Эту необыкновенную способность узревать то, что не видят другие – Доктор передает своим спутникам, причем, как правило, это знание в итоге дается им дорогой ценой, именно потому, что человек не вполне способен его в себе удерживать.
«Дай мне послушать песню рабства!» - просит Доктора Донна и тут же молит его – забери, не могу, не выдержу. Одиннадцатый Доктор говорит Эми – ты теперь видишь больше, чем другие, ты путешественница во времени. Так же, как Мастер, посмотрев впервые во временную воронку, сходит с ума, так и спутники Доктора – становятся частью другого мира, в то время как повседневная жизнь блекнет. Рано или поздно за это знание надо будет расплачиваться, как расплачивается герой «Косморамы» Одоевского, одной из самых мистических повестей романтизма. Еще ребенком заглянув в волшебный ящик, он становится медиумом, проводником, с которым разговаривают и духи, и живые люди. Как тут не вспомнить Мастера с барабанной дробью в голове.
Доктор щедро и широко раздает знание и мудрость своим спутникам, но при этом они неизбежно начинают жить по законам двоемирия – на этой самой границе между мирами. Эми в какой-то момент жалуется Доктору, что помнит сразу несколько параллельных реальностей (ты погиб на пляже, ты не погиб; у меня не было родителей, у меня они всегда были). «Что будет с тобой через много-много лет, когда на другой планете будет совсем иная женщина, не моя Роза?» - спрашивает Джеки у дочери. Эми и Рори, как герои гофмановского Золотого горшка, навсегда исчезают – заметьте, не погибнув, а переместившись в другое время, в котором их уже не увидишь. Клара и вовсе начинает жить во всех временах и реальностях одновременно. Эти мотивы, конечно, угадываются в до-моффатовскую эру (Роза в параллельной реальности, Доктор-Донна), но именно начиная с пятого сезона эта тема выходит на первый план.
Согласно трактовке романтиков, подобное знание губительно действует на обычного человека. У того же Одоевского в небольшой новелле «Импровизатор» герой заключает сделку... не с дьяволом, а с дьявольским доктором (!), получив от него дар - все видеть и все понимать. Разумеется, герой простодушно соглашается и разумеется, дар оказывается для него губительным: он теряет контроль над своим умом, чрезмерное знание сводит его с ума. Наш доктор, хоть и пытается оградить своих спутников от подобной опасности, не может этого предотвратить, Роза вбирает в себя вихрь времени, Донна становится наполовину Доктором; в первом случае спасение стоит Девятому жизни, во втором он расплачивается одиночеством.

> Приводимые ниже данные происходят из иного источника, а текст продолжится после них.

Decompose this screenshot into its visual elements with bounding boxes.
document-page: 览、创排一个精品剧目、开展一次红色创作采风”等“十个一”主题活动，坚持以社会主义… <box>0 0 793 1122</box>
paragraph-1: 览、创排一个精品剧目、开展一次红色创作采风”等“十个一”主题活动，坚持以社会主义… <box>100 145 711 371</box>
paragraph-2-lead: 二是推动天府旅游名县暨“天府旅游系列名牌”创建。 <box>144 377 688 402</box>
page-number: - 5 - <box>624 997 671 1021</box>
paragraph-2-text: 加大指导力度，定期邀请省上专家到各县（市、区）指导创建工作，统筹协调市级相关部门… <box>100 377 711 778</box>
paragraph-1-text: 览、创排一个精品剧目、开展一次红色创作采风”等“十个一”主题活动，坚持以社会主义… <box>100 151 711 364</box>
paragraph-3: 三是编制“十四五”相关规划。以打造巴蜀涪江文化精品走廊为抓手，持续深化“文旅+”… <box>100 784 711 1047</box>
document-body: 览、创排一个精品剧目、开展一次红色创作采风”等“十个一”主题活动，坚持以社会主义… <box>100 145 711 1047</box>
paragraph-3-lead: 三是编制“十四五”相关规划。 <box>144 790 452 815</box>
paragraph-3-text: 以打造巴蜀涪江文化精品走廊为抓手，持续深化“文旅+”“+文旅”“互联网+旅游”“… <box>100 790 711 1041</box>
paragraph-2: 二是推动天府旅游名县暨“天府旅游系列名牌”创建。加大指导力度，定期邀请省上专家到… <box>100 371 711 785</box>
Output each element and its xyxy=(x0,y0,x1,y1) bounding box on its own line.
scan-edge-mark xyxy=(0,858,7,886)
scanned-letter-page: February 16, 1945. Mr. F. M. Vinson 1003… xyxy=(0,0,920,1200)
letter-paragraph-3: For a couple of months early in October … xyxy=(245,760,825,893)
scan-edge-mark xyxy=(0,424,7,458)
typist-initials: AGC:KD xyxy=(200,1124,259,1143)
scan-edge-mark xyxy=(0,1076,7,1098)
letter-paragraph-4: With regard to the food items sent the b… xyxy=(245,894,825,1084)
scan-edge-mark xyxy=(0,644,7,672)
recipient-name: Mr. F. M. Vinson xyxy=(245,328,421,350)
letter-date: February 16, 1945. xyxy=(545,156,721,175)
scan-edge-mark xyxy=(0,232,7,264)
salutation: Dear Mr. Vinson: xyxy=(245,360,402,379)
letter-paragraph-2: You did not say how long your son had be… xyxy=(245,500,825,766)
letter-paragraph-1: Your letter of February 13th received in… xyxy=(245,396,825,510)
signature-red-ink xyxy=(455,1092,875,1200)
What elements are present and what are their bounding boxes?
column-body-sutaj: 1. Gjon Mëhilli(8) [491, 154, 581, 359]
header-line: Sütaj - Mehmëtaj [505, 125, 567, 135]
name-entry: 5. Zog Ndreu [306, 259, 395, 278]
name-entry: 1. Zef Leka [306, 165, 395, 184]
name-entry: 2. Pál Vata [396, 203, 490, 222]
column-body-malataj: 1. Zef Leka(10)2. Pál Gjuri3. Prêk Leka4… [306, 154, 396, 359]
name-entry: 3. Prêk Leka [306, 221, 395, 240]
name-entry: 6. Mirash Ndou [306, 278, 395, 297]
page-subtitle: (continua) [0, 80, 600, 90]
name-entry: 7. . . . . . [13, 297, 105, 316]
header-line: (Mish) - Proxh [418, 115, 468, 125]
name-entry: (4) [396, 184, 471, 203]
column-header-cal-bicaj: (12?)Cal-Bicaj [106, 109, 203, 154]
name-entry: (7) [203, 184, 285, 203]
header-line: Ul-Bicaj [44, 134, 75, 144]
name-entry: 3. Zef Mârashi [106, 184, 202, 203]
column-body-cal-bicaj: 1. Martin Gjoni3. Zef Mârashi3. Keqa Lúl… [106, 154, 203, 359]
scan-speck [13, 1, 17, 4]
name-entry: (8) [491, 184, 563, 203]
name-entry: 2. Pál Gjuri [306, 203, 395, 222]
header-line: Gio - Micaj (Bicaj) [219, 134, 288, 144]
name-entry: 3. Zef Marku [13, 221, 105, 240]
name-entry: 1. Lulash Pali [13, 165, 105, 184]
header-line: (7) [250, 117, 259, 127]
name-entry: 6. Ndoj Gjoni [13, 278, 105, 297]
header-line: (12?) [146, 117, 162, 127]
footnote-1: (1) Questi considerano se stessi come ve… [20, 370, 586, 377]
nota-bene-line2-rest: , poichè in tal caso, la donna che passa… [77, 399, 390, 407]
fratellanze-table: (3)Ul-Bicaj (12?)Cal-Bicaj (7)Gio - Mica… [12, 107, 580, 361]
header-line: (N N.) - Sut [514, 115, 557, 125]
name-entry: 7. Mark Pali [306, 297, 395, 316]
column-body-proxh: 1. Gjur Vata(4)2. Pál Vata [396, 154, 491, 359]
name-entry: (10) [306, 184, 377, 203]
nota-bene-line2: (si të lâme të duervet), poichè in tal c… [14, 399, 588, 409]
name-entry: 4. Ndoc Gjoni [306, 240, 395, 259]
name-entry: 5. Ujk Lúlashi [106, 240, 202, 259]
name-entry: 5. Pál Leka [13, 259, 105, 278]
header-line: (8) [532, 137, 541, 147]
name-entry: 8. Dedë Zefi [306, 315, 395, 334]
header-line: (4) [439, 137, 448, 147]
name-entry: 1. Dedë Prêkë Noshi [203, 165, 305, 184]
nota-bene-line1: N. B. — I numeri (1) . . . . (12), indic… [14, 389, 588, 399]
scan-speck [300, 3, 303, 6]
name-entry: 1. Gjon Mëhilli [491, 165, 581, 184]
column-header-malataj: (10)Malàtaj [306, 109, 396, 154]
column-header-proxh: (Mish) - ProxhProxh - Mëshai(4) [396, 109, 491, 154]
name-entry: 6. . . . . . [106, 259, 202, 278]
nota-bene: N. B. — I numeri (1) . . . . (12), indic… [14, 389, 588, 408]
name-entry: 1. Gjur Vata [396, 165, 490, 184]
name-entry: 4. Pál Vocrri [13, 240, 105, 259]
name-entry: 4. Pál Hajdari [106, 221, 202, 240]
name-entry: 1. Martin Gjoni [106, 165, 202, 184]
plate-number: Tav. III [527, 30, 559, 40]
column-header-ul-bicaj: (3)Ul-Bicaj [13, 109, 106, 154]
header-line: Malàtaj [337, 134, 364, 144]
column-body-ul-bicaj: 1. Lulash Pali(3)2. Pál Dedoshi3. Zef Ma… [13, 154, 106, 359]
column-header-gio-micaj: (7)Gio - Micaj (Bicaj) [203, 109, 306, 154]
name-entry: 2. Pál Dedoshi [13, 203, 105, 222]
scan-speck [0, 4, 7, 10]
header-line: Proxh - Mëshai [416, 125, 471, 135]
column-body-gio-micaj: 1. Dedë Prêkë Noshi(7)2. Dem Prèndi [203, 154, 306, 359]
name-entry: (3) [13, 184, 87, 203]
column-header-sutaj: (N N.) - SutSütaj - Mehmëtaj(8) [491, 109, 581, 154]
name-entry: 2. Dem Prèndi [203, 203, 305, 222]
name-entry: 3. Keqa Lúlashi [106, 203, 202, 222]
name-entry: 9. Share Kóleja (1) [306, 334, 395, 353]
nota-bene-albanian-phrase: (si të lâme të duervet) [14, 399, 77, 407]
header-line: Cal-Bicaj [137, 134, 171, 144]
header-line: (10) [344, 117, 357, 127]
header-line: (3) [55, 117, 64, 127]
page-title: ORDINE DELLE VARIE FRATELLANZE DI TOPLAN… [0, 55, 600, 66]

Если говорить шире, то моффатовские герои постоянно пребывают в этом межмирье - то в будке через вихрь времени, то в предсмертных видениях, то шизофренически разделившись на двух человек. Не случайно Моффат снова и снова возвращается к сюжетам 19 века – Джекилл и Хайд, Шерлок Холмс, Диккенс... В Джекилле нас завораживает сам процесс перехода от Джекмана к Хайду, этот момент, который, кстати, нам так и не показывают. Пока один из них бодрствует, другой пребывает в межмирье, дожидаясь своего часа.
Моффатовский Доктор – он весь о двое-мирии: космос и Франция, библиотека и дом девочки, разные хронологии и временные потоки в Одиннадцатом докторе. Особенно, конечно, наглядно это показано в юбилейной серии – музей и гибнущий Галлифрей, хранилище и елизаветинская Англия, Тауэр тут и там, звонок из космоса по телефону. Эти миры сосуществуют одном пространстве, в слепом пятне, в том, что видно лишь боковым зрением.